Having an option configured per body sounds better than enabling it globally for everything.

Maybe this could be a body prop passed to hooks?

const [ref, api] = useBox((i) => ({
  args: [1, 1, 1],
  position: [0, i, 0],
  updateInstanceMeshScale: true,
});

Do you see a use case for changing updateInstanceMeshScale after creating a body?

@bjornstar - would be keen to hear your thoughts on this

krispya commented 2 years ago

Yes, it would be necessary if the user has any kind of scale animation for an InstancedMesh. For example, this has scaling of the InstancedMesh on hover: https://codesandbox.io/s/instanced-vertex-colors-8fo01

How about splitting it up. The prop on the body can be instancedMeshScaleAutoUpdate that is true or false like three.
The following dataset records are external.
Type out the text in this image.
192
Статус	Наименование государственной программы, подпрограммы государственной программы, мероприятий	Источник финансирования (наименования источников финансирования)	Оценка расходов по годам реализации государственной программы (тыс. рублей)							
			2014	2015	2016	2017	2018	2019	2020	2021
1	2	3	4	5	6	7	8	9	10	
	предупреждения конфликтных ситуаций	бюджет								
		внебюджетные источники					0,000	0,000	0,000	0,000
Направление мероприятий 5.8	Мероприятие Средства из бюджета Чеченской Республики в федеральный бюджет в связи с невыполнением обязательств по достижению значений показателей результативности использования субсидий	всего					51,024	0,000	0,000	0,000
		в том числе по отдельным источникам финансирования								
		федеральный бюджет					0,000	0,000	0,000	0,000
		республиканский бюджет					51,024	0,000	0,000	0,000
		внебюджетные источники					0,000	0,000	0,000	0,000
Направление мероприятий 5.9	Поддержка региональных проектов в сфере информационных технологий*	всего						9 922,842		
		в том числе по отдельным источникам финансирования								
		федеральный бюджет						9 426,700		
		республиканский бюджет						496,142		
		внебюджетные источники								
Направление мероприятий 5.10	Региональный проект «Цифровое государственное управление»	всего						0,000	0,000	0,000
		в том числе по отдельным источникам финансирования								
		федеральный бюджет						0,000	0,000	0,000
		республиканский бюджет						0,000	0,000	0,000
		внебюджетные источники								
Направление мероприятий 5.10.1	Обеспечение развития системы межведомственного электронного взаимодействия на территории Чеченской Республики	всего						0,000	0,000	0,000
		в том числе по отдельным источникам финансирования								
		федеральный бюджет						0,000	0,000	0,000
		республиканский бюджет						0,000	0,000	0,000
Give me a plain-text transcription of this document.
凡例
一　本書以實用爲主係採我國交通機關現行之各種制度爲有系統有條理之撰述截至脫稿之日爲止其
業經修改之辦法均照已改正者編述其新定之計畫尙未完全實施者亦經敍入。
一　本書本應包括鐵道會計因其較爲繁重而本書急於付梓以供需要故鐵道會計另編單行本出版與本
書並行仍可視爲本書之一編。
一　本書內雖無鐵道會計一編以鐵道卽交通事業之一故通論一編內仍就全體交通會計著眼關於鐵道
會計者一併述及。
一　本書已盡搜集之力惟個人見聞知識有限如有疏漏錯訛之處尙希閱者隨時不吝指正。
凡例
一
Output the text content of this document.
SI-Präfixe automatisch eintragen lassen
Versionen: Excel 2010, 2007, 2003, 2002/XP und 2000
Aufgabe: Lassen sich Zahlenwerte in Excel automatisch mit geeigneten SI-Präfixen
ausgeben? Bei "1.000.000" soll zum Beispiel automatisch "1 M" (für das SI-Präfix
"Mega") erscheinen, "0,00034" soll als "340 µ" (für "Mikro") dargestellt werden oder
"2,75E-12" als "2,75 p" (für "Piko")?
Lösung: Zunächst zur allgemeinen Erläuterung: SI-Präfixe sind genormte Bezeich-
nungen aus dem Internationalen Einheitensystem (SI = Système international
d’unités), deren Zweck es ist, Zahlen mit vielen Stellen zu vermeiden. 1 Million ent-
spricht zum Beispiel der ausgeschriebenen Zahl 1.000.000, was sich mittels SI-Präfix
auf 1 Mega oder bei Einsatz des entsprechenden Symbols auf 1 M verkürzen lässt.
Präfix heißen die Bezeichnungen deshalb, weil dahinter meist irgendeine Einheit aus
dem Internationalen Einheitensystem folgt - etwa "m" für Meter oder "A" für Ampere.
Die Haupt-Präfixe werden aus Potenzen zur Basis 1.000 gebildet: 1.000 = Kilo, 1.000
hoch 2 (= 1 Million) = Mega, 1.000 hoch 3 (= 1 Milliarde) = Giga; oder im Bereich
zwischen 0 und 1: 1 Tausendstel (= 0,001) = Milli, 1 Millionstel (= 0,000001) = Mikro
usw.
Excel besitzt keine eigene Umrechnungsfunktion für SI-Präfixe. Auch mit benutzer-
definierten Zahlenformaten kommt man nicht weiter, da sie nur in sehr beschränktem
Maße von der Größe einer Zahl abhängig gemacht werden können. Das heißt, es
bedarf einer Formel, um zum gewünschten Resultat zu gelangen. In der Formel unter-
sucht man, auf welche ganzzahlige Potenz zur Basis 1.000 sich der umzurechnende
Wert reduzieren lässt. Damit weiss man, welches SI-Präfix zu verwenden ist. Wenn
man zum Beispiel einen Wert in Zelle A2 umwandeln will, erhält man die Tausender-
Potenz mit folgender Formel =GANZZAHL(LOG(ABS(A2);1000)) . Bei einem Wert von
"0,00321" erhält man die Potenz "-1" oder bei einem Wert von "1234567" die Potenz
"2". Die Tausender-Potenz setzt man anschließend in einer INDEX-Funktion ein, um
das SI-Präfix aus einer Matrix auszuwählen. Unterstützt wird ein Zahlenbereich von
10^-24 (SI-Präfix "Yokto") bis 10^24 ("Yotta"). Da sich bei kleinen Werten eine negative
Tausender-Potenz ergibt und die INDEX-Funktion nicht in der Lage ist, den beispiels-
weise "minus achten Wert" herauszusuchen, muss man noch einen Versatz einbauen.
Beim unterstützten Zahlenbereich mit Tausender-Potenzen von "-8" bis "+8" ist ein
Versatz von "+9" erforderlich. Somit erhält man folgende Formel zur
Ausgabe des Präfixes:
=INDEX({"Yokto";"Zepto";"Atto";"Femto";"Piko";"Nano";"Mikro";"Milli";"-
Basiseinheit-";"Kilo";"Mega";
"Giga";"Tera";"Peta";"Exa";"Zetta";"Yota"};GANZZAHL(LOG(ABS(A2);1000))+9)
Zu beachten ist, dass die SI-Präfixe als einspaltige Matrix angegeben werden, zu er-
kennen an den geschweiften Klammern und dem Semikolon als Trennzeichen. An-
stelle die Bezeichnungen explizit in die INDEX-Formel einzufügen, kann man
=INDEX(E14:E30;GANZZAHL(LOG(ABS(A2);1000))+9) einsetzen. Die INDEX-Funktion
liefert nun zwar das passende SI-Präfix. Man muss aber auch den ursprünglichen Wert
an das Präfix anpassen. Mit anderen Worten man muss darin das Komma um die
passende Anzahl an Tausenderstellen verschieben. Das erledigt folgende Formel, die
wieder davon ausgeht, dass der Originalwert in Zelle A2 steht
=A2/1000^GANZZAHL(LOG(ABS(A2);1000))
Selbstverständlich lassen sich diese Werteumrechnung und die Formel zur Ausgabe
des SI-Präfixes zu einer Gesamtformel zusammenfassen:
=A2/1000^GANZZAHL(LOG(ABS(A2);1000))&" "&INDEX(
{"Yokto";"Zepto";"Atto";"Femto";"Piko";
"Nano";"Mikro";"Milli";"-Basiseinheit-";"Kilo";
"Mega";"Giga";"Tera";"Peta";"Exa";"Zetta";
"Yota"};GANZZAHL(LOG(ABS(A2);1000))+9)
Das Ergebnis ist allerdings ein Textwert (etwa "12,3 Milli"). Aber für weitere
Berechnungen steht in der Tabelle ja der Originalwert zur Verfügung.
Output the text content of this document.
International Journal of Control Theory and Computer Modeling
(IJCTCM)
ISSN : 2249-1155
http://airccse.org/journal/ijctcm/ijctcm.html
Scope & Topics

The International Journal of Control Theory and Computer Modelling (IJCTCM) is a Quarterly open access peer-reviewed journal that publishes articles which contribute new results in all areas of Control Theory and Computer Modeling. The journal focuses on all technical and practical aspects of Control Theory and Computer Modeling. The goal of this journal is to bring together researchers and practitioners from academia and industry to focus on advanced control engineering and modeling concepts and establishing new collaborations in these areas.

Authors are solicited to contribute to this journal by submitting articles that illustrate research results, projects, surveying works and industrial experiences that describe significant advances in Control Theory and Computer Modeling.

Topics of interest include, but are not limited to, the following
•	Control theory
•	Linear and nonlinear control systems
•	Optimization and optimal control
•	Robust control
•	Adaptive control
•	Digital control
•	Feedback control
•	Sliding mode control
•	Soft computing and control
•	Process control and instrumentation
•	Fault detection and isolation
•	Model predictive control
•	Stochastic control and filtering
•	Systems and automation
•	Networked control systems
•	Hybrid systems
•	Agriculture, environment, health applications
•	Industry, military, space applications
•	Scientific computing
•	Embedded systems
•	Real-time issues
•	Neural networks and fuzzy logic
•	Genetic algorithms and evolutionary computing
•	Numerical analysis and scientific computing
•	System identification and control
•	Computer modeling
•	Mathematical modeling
Then the api can have a updateInstancedMeshScale((index) => { }) method that allows you to manually update the array of scales. This would only do something if instancedMeshScaleAutoUpdate is set to false, otherwise it is auto updating anyway.

bjornstar commented 2 years ago

Cannon does not support scaling so I'm not sure what our options are here.

I agree that Cannon overriding your scale is not desired, but doing matrix copies to fetch the scale on every instance on every frame is not performant. If we had a scale property on the instance we could use that, but we don't.

I think the best approach here is to add a scaleOverride to our API that is totally client side. We store the scale overrides on the client and when we get a frame from the worker, we check to see if there is a scaleOverride and use that when applying our updates.

krispya commented 2 years ago

I think so. The only alternative I can think of is you add the scale as a buffer attribute to the instance so it can be read without being calculated. I don't know what that interface would look like though.

bjornstar commented 2 years ago

I went ahead and implemented a scaleOverrides property on the WorkerAPI in #372

I'm not convinced that it's a good idea to pretend to support scaling because it has no reflection in the physics world.

bjornstar commented 2 years ago

I'll go ahead and release with that solution. Please give it a try and let me know how it goes. I'll close this one in the meantime.